O corte tão peculiar,
que de braços abertos
no café da manhã,
almoços e jantares
se caminha pelo jardim,
e encontra a revolução do coração,
ou melhor, as batidas mútuas.
Arde outras vezes mais - Eu te amo !
A escrita do borrão vermelho de sangue.
As ferramentas que inspiram,
de dentro para dentro
e é sentido a presença,
refleti-se ao início de tudo.
Molha-se,
lava-se,
e para os rios do que importa;
12 de junho de todos os dias.

Canteiro Pessoal



Estava de pé, docemente agressivo, sozinho no meio dos outros, de coração batendo fundo, espaçado, sentindo o mundo se transformar. A vida era inteiramente nova, era outra, descoberta com sobressalto. Perplexo, num equilíbrio frágil. Até que, vinda da profundeza de seu ser, jorrou de uma fonte oculta nele a verdade. Que logo o encheu de susto e logo também de um orgulho antes jamais sentido: ele... Ele se tornara homem.

Lispector, Clarice

6 comentários:

Camila Lima disse...

Belo texto reflexivo sobre o dia de hoje... Abraço e bom domingo!

Canteiro Pessoal disse...

Camila, que alegria rever-te no jardim!

É preciso reflexionar a respeito. Assim, viver o 12 de junho DIARIAMENTE, e com exclência, ultrapassando os obstáculos. Isso, que requer: ESCOLHA!

Abraços

Celêdian Assis disse...

Amores assim cheiram a eternidade. Lindos, o poema e o seu espaço.
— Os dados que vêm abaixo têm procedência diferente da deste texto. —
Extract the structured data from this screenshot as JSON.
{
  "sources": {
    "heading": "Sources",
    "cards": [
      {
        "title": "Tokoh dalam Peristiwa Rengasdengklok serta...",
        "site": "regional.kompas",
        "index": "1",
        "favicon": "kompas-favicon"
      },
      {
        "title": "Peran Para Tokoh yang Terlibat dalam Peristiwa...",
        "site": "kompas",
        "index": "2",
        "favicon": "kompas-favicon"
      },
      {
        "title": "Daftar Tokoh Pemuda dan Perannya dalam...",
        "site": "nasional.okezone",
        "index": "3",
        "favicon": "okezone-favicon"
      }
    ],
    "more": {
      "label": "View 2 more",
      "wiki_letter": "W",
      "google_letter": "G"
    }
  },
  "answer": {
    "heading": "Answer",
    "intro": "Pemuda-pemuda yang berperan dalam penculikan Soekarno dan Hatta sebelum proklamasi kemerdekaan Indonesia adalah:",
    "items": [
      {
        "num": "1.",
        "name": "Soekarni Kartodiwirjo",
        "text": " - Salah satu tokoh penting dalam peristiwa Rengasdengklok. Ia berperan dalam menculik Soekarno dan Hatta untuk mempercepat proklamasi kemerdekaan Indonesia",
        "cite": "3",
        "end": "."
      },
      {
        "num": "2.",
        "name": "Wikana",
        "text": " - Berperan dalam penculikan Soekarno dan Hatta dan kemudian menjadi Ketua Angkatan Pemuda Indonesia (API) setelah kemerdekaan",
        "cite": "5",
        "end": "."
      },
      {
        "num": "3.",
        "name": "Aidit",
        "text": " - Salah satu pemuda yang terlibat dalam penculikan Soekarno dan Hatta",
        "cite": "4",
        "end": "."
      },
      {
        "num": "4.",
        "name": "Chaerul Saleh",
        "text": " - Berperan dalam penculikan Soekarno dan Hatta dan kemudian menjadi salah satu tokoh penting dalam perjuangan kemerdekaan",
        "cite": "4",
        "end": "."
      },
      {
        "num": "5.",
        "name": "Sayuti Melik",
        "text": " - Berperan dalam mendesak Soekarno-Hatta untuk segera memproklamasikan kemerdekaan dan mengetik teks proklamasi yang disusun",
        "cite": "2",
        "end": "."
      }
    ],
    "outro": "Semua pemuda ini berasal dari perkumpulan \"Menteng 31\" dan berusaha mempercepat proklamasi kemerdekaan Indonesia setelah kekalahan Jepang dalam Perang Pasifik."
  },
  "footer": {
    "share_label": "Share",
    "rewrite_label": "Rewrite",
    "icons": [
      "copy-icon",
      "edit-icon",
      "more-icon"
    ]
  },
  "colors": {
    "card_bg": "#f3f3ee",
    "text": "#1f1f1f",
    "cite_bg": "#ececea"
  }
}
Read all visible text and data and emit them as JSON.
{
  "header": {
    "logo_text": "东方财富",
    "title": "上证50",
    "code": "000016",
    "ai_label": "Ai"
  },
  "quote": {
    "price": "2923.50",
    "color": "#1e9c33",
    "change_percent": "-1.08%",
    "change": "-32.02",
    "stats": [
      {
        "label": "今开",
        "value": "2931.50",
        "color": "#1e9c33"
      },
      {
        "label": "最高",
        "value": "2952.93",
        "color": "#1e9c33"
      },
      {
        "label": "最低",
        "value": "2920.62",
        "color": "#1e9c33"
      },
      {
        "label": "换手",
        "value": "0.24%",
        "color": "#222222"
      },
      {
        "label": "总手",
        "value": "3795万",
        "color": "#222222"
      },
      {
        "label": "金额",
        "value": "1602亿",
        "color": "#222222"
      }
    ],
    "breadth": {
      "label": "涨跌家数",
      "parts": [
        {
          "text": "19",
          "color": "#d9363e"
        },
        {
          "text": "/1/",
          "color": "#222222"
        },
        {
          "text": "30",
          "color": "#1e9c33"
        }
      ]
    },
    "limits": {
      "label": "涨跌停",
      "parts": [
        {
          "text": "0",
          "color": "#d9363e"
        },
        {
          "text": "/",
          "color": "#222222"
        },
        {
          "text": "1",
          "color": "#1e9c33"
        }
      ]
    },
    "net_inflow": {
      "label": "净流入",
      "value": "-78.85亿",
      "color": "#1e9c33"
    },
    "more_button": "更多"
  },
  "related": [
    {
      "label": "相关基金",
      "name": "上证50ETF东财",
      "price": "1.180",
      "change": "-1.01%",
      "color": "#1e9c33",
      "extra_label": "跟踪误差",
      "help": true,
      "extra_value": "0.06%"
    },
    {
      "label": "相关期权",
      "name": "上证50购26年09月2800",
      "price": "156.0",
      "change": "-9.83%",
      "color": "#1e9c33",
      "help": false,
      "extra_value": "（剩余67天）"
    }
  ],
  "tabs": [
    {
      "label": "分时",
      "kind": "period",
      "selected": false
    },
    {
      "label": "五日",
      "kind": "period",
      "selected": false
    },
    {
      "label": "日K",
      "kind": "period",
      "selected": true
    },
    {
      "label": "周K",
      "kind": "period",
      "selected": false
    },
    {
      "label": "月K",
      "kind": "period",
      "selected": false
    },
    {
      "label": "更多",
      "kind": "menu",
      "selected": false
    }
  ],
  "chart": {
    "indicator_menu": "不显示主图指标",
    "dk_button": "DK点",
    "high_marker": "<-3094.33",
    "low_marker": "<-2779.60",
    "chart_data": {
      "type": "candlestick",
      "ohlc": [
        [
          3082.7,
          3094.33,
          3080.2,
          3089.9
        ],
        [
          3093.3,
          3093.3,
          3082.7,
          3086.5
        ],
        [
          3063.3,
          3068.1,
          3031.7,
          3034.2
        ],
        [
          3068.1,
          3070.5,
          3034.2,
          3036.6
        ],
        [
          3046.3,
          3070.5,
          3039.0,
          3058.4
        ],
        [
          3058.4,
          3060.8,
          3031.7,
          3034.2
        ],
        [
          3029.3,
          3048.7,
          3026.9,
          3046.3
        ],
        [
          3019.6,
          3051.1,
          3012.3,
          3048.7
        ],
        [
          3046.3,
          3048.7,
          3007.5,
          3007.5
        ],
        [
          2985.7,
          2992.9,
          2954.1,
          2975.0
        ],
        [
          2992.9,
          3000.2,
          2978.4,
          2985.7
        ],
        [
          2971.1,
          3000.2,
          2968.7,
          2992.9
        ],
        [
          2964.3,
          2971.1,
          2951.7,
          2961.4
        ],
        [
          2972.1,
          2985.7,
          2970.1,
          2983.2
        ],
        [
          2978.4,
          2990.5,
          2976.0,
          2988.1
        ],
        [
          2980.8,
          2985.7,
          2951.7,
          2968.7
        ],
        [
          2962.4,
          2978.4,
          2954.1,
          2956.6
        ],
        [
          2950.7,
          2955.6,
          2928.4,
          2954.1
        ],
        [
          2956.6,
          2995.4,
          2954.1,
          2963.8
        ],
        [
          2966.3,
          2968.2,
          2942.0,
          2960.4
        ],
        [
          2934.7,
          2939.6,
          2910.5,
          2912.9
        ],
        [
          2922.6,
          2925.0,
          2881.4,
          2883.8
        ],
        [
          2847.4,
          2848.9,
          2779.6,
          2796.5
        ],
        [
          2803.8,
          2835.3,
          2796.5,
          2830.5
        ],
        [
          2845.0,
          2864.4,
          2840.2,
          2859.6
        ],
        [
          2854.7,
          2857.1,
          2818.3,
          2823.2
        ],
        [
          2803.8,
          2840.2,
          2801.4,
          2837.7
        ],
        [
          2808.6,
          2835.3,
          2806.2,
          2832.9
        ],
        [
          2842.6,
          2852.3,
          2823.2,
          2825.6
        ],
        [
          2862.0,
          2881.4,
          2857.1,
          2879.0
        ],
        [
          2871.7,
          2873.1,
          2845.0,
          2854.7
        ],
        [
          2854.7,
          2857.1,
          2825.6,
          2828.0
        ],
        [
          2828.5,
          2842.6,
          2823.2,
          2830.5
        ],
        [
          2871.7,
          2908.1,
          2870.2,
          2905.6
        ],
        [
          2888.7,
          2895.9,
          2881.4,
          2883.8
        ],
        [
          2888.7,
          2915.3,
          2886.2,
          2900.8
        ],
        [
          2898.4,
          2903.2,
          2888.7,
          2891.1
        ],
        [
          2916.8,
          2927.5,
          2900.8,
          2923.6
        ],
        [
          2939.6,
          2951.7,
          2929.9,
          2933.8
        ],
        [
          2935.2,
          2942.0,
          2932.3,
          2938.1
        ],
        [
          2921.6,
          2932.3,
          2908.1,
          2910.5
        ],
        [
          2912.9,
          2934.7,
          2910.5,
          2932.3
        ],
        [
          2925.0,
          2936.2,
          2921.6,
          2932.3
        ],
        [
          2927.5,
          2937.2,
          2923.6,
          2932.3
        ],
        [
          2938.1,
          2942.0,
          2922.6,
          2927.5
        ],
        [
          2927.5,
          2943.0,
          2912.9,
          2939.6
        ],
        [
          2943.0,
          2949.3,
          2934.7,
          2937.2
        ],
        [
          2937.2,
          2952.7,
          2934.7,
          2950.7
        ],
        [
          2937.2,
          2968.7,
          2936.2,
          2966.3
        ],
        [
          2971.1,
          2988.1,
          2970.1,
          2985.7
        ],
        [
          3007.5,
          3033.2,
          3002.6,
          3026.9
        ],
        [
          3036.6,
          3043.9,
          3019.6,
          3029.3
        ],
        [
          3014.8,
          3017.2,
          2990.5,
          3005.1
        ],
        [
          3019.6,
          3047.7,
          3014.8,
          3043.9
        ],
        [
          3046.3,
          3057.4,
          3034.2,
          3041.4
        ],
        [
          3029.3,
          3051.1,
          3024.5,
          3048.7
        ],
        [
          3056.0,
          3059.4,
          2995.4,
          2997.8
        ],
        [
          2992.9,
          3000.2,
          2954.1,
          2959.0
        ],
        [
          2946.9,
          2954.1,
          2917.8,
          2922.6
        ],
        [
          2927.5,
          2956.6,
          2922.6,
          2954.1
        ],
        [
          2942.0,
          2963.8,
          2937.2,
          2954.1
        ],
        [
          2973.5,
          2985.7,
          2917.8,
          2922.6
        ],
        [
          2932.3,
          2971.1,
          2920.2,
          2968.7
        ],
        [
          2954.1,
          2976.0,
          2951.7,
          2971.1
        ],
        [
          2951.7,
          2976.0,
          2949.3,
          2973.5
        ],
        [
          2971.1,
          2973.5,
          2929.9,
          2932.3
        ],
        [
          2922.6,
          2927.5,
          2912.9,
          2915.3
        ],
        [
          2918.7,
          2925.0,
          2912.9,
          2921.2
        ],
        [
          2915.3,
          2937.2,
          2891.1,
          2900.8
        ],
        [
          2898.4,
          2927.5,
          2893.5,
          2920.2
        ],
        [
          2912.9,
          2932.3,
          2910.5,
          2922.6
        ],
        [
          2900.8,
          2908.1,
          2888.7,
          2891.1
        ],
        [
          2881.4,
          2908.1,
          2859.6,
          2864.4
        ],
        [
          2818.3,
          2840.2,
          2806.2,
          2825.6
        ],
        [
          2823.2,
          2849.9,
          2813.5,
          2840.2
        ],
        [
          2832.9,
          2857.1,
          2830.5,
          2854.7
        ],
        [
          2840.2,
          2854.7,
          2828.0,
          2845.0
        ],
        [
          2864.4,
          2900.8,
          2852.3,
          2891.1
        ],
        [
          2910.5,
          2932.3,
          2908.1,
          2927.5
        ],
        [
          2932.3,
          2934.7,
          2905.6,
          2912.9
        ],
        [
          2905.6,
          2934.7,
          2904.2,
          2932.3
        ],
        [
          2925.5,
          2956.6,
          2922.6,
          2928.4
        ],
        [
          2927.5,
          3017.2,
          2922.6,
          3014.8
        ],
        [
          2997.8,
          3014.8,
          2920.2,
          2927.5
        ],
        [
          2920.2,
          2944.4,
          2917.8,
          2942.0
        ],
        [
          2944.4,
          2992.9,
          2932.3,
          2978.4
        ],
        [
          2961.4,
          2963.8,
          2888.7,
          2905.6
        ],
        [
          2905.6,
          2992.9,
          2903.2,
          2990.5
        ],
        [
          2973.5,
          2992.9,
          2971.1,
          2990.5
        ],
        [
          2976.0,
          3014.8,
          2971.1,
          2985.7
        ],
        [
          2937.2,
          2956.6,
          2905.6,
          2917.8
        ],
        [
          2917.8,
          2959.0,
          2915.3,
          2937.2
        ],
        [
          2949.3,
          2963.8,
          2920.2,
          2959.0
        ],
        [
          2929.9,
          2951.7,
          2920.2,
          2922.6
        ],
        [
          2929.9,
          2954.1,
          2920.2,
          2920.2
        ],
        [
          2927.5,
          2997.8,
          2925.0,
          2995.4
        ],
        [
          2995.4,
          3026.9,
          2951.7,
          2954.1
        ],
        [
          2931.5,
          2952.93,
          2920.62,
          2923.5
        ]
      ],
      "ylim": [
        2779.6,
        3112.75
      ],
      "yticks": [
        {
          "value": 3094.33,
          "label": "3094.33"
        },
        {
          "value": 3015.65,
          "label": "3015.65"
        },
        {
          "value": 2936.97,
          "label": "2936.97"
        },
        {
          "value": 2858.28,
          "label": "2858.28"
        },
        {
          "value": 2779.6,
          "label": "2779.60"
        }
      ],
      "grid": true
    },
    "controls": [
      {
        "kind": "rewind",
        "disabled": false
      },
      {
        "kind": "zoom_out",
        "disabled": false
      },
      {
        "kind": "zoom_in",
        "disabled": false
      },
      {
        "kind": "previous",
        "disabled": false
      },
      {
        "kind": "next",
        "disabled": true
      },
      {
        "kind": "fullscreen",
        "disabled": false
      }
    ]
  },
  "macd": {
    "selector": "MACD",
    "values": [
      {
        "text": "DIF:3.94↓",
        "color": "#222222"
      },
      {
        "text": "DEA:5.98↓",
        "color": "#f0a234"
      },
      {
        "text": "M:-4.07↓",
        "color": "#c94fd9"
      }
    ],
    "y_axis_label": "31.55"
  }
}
Obrigada pela visita ao meu blog e seja muito bem vinda.
Um abraço,
Celêdian

Canteiro Pessoal disse...

Assis, linda que tu és na escrita!

Abraços

Paulo disse...

12, 24, 10, 05, datas. O que são datas perto de sentimentos que externamos ou que escondemos, ou que compartilhamos?
Corações disparam e diz param e somos os mesmos como na velha canção.

Abraço, Pri
Feliz dia dos namorados pra ti (atrasado)

Canteiro Pessoal disse...

Hum, Paulo, fugiu do número 12; deu mais sabor!